Chairperson of the SAVE Foundation of Barbados Barbara Daniel-Goddard has warned that children as young as 14 years were involved in abusive relationships.
And she has made a case for schools to educate children on the dangers of domestic violence.
“The reason for [going into schools] is the teachers are aware of young girls and boys ages 14, 15 and 16 who are having conflict relationships.
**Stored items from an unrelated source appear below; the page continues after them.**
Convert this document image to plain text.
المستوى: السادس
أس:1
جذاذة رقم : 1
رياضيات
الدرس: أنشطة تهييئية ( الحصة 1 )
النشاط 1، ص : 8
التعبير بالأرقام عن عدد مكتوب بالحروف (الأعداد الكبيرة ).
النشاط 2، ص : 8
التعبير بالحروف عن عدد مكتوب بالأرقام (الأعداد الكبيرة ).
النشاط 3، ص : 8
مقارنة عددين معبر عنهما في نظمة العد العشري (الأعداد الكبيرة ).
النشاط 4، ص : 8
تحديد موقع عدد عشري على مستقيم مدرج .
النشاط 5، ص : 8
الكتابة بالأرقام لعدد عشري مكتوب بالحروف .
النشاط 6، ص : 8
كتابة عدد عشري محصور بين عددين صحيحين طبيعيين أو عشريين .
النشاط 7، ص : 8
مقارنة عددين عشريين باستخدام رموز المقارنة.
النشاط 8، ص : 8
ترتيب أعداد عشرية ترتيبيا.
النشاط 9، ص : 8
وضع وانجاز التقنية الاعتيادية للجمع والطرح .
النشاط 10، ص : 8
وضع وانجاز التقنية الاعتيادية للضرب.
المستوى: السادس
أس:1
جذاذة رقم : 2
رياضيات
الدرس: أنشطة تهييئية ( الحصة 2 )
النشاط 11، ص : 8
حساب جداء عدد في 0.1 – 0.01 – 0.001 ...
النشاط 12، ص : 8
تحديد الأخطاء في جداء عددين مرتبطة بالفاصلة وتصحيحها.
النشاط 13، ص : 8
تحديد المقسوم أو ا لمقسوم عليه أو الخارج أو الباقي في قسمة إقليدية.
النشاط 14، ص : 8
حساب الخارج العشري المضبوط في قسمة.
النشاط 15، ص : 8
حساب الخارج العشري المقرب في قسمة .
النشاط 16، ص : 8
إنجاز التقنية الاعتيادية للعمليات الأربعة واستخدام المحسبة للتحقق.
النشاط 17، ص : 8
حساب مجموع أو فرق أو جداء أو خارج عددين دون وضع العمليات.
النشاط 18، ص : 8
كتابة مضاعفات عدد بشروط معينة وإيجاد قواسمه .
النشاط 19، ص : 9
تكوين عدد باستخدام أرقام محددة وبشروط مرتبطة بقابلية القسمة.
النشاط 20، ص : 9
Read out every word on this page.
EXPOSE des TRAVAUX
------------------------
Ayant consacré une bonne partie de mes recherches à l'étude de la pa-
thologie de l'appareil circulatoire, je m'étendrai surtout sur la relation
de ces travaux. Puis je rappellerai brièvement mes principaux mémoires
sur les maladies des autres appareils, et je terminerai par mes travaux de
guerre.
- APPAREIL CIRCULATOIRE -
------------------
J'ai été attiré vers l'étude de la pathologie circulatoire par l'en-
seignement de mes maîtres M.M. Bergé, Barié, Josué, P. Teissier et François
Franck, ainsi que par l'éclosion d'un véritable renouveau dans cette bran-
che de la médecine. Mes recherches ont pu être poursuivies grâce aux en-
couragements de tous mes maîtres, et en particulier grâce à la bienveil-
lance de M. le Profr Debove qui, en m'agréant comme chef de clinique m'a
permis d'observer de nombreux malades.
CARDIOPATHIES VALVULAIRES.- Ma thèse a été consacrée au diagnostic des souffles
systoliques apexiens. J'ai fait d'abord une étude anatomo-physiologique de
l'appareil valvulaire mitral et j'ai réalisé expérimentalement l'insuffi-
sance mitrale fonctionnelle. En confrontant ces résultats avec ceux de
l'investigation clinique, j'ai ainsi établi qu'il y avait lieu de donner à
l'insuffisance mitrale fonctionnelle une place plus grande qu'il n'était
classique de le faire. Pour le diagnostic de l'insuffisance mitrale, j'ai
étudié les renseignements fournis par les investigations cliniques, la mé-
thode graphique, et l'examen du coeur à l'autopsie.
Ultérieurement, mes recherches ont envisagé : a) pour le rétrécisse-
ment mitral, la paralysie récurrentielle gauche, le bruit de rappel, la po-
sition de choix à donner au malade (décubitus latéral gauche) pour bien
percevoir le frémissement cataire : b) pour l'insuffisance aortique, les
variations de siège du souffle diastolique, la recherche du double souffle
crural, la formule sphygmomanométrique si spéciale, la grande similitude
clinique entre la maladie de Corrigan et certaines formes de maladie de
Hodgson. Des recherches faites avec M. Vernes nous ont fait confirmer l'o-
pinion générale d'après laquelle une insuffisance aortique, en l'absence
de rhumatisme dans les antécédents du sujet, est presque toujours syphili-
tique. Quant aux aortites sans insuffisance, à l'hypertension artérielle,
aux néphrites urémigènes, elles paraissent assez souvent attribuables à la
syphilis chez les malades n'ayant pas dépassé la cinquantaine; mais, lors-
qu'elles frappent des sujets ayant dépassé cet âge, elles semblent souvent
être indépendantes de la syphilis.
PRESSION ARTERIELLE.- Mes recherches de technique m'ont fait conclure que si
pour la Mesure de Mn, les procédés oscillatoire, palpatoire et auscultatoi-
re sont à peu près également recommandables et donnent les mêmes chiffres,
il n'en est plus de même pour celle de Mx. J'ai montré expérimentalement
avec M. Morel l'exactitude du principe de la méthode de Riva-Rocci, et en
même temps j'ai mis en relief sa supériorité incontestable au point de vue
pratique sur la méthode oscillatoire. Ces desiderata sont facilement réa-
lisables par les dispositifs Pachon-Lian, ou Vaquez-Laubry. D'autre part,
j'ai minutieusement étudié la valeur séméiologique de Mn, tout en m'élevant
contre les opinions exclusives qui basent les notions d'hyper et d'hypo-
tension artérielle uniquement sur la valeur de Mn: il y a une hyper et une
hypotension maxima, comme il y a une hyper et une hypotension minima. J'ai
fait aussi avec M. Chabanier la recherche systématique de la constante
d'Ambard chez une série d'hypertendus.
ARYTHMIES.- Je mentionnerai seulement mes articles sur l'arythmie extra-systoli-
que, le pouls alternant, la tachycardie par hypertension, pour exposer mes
The boys are slapping around the girls … they are controlling their phones, they are controlling what they are wearing, telling them what they should and should not do,” she said.
Daniel-Goddard was speaking to the media on the sidelines of Action Experience, an event to raise awareness about domestic violence held in Independence Square last evening.
While she acknowledged that domestic abuse cases were prevalent among citizens ages 19-45, Daniel-Goddard proposed that a programme should be implemented in the school curriculum or as an after school activity to help counter the trend.
Speaking at the anti-violence event themed Speak Out, Reach Out was Minister of People Empowerment and Elder Affairs Cynthia Forde.
After expressing her disappointment with the relatively poor turnout at Independence Square, Forde called on the public to protect children and to educate them on the dangers of violence.
“Once we start with our little children in the incubator of life, I am sure that it will permeate the rest of society and help to eliminate some of the anger and the bitterness that we see coming through from our various households and institutions,” said Forde.
“We need to protect our men, our women and most importantly our children, for when our children witness the violence in our households, the cursing and the fighting…it sends negative messages to our children who are like sponges and will take in what they see,” she added.
The SAVE Foundation chairperson also stressed that targeting adults must be first stop in educating children.
“The challenge I feel is not so much the children . . . the challenge is actually the parents.
Our biggest challenge is being able to connect to the parents, to get the changes made so that they can pass on those changes to their children,” Daniel-Goddard said.
She further expressed concern that most women ages 20 to 45 who were in violent relationships came from homes that were challenging or were victims of rapes.
“In many ways it has set them on a path of not being able to make the best decisions,” the chairman commented.
Daniel-Goddard stressed that her foundation would like to have advocates out in the communities spreading their knowledge and offering assistance to victims.
“ We want to have education, we want to hold workshops re-educating and educating the public on domestic violence and we would like to get to the point where our course is an accredited course but we would like to get to the point where we can train persons so they will then go into their different neighbourhoods and facilitate it, she stated.